The Worcester spy (Worcester, Mass.), February 25, 1900
THOMAS PAINE
“Thomas Paine,” by Ellery Sedgwick. Published by Small, Maynard & Co. The Beacon Biographies, edited by M. A. DeWolfe Howe. 75 cents.
“Thomas Paine” is an American name. The man has been lost in the net of lies and fabrications formerly passing current as the biography of Paine. The author finds it necessary to say:

“Politics and religion have bred the best haters among men. Thomas Paine has been abhorred as a revolutionist and execrated as a heretic. He lived during the mightiest events of modern history at a time when no public man was safe from the bitterest assaults of rancor and of malice, but not one of his contemporaries has been slandered more relentlessly than he.
He attacked all who differed from him in the two most sensitive spots in human nature and richly has he paid the penalty. The literature which has grown up about Paine and his works bears this witness.
It is almost exclusively controversial. One writer assails; the next defends. Of dispassionate narrative there is very little. Paine’s earlier biographers, George Chalmers and James Cheetham, paused at no lies which could dirty their victim’s reputation.”
Their volumes became the basis of a mythology which cannot bear casual investigation.
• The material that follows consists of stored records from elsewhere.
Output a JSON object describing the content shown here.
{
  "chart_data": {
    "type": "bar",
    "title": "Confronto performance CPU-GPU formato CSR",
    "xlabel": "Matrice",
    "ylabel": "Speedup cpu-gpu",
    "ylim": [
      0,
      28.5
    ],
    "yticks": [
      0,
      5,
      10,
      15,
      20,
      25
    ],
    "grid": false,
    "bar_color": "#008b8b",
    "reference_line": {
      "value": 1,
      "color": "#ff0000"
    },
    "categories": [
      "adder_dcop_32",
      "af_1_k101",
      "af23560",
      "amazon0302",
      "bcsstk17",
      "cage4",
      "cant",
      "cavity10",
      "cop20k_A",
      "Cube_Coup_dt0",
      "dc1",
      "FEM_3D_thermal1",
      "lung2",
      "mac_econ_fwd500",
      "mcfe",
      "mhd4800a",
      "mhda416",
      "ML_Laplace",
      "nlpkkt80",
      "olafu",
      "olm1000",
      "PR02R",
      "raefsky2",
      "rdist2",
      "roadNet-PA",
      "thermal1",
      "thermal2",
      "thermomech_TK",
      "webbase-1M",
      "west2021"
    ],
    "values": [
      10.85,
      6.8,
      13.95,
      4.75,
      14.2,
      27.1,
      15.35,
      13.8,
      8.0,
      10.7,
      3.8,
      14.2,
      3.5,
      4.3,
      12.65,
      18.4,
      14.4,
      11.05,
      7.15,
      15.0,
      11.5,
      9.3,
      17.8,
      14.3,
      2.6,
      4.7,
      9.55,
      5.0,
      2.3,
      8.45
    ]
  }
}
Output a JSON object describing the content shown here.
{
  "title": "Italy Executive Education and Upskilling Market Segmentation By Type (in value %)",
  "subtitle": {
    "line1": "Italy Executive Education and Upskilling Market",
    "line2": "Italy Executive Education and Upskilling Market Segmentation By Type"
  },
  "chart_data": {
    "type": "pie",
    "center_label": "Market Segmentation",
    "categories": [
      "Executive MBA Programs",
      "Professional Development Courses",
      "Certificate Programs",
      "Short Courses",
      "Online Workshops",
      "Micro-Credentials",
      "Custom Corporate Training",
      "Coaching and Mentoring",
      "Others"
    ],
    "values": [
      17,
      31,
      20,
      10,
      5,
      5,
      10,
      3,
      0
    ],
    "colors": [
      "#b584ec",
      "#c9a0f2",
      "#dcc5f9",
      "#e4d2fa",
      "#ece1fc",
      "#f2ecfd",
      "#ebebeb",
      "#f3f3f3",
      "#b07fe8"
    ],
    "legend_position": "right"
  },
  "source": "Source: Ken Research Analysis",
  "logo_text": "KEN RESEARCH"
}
The writers who answered them were eulogists of Paine. It is difficult indeed, to write of Paine without enthusiasm for his genius and lively recognition of his great services to liberty.
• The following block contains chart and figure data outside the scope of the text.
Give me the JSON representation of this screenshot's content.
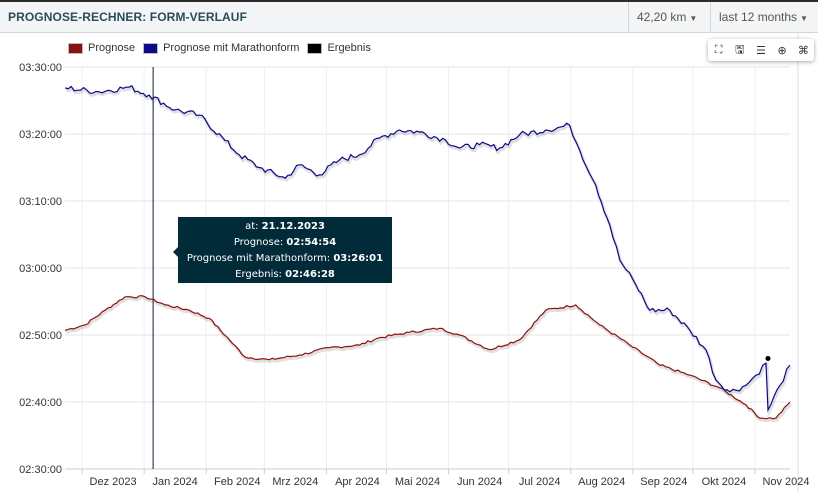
{
  "header": {
    "title": "PROGNOSE-RECHNER: FORM-VERLAUF",
    "distance": "42,20 km",
    "period": "last 12 months"
  },
  "toolbar": {
    "icons": [
      "fullscreen-icon",
      "save-icon",
      "list-icon",
      "crosshair-icon",
      "crop-icon"
    ]
  },
  "tooltip": {
    "at_label": "at:",
    "date": "21.12.2023",
    "prognose_label": "Prognose:",
    "prognose": "02:54:54",
    "marathon_label": "Prognose mit Marathonform:",
    "marathon": "03:26:01",
    "ergebnis_label": "Ergebnis:",
    "ergebnis": "02:46:28"
  },
  "chart_data": {
    "type": "line",
    "title": "Prognose-Rechner: Form-Verlauf",
    "x_unit": "days since 2023-11-07",
    "y_unit": "minutes (race time)",
    "ylim": [
      150,
      210
    ],
    "y_ticks": [
      {
        "v": 150,
        "label": "02:30:00"
      },
      {
        "v": 160,
        "label": "02:40:00"
      },
      {
        "v": 170,
        "label": "02:50:00"
      },
      {
        "v": 180,
        "label": "03:00:00"
      },
      {
        "v": 190,
        "label": "03:10:00"
      },
      {
        "v": 200,
        "label": "03:20:00"
      },
      {
        "v": 210,
        "label": "03:30:00"
      }
    ],
    "xlim": [
      0,
      362
    ],
    "x_ticks": [
      {
        "d": 24,
        "label": "Dez 2023"
      },
      {
        "d": 55,
        "label": "Jan 2024"
      },
      {
        "d": 86,
        "label": "Feb 2024"
      },
      {
        "d": 115,
        "label": "Mrz 2024"
      },
      {
        "d": 146,
        "label": "Apr 2024"
      },
      {
        "d": 176,
        "label": "Mai 2024"
      },
      {
        "d": 207,
        "label": "Jun 2024"
      },
      {
        "d": 237,
        "label": "Jul 2024"
      },
      {
        "d": 268,
        "label": "Aug 2024"
      },
      {
        "d": 299,
        "label": "Sep 2024"
      },
      {
        "d": 329,
        "label": "Okt 2024"
      },
      {
        "d": 360,
        "label": "Nov 2024"
      }
    ],
    "crosshair_day": 44,
    "legend_position": "top-left",
    "series": [
      {
        "name": "Prognose",
        "color": "#8b1010",
        "points": [
          [
            0,
            170.7
          ],
          [
            10,
            171.5
          ],
          [
            20,
            173.7
          ],
          [
            30,
            175.7
          ],
          [
            40,
            175.7
          ],
          [
            50,
            174.5
          ],
          [
            62,
            173.7
          ],
          [
            72,
            172.5
          ],
          [
            82,
            169.3
          ],
          [
            90,
            166.7
          ],
          [
            102,
            166.3
          ],
          [
            117,
            167
          ],
          [
            132,
            168.1
          ],
          [
            147,
            168.5
          ],
          [
            157,
            169.6
          ],
          [
            172,
            170.4
          ],
          [
            187,
            171
          ],
          [
            197,
            170
          ],
          [
            212,
            167.8
          ],
          [
            227,
            169.3
          ],
          [
            240,
            173.7
          ],
          [
            255,
            174.5
          ],
          [
            267,
            171.5
          ],
          [
            282,
            168.5
          ],
          [
            297,
            165.5
          ],
          [
            312,
            164
          ],
          [
            327,
            162.1
          ],
          [
            340,
            159.6
          ],
          [
            347,
            157.6
          ],
          [
            355,
            157.6
          ],
          [
            362,
            160
          ]
        ]
      },
      {
        "name": "Prognose mit Marathonform",
        "color": "#0a0a8a",
        "points": [
          [
            0,
            206.9
          ],
          [
            17,
            206.3
          ],
          [
            32,
            207
          ],
          [
            42,
            205.8
          ],
          [
            55,
            203.6
          ],
          [
            67,
            202.8
          ],
          [
            80,
            199
          ],
          [
            87,
            196.9
          ],
          [
            97,
            195
          ],
          [
            110,
            193.4
          ],
          [
            117,
            195.4
          ],
          [
            127,
            193.9
          ],
          [
            137,
            196.1
          ],
          [
            147,
            196.9
          ],
          [
            157,
            199.4
          ],
          [
            167,
            200.6
          ],
          [
            177,
            200.3
          ],
          [
            190,
            199.1
          ],
          [
            197,
            197.9
          ],
          [
            207,
            198.4
          ],
          [
            217,
            197.9
          ],
          [
            227,
            199.9
          ],
          [
            240,
            200.6
          ],
          [
            252,
            201.3
          ],
          [
            257,
            197.6
          ],
          [
            265,
            192.4
          ],
          [
            272,
            186.4
          ],
          [
            277,
            181.2
          ],
          [
            285,
            177.5
          ],
          [
            292,
            173.7
          ],
          [
            302,
            173.7
          ],
          [
            312,
            170.7
          ],
          [
            320,
            167.8
          ],
          [
            325,
            163.3
          ],
          [
            332,
            161.5
          ],
          [
            340,
            162.5
          ],
          [
            345,
            164
          ],
          [
            350,
            165.8
          ],
          [
            351,
            158.8
          ],
          [
            357,
            162.5
          ],
          [
            362,
            165.5
          ]
        ]
      },
      {
        "name": "Ergebnis",
        "color": "#000000",
        "points": [
          [
            351,
            166.5
          ]
        ]
      }
    ]
  }
}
Paine was born in England. He failed in his first attempt in business as a stay maker. Later he was an excise man and in 1770 was in the tobacco business, in which he failed in 1774. That year he sailed for America and in 1775 became known as the editor of the Pennsylvania Magazine. He published Common Sense in 1776. This pamphlet had a tremendous influence in fixing public opinion in the colonies. He assisted Jefferson in preparing the Declaration of Independence. He raised money for the conduct of the war. His Crisis assisted the colonies in maintaining their war.
He sailed for France in 1787. In 1791 he published the Rights of Man and became active in the French revolution. In 1803 he returned to America. He died in 1809 in New York; his later years were bitter and fruitless in contrast to the great activity and prominence he had gained in the two revolutions in which he was engaged. He was buried on the farm at New Rochelle, but later his bones were disinterred, transported to England and lost.
The author has handled his subject fairly. Paine’s life deserves some considerable study more than it has ever received. His skill as a writer on religious themes is a thing to be divorced from the efforts of his best years to create republics, to make government more liberal and humane.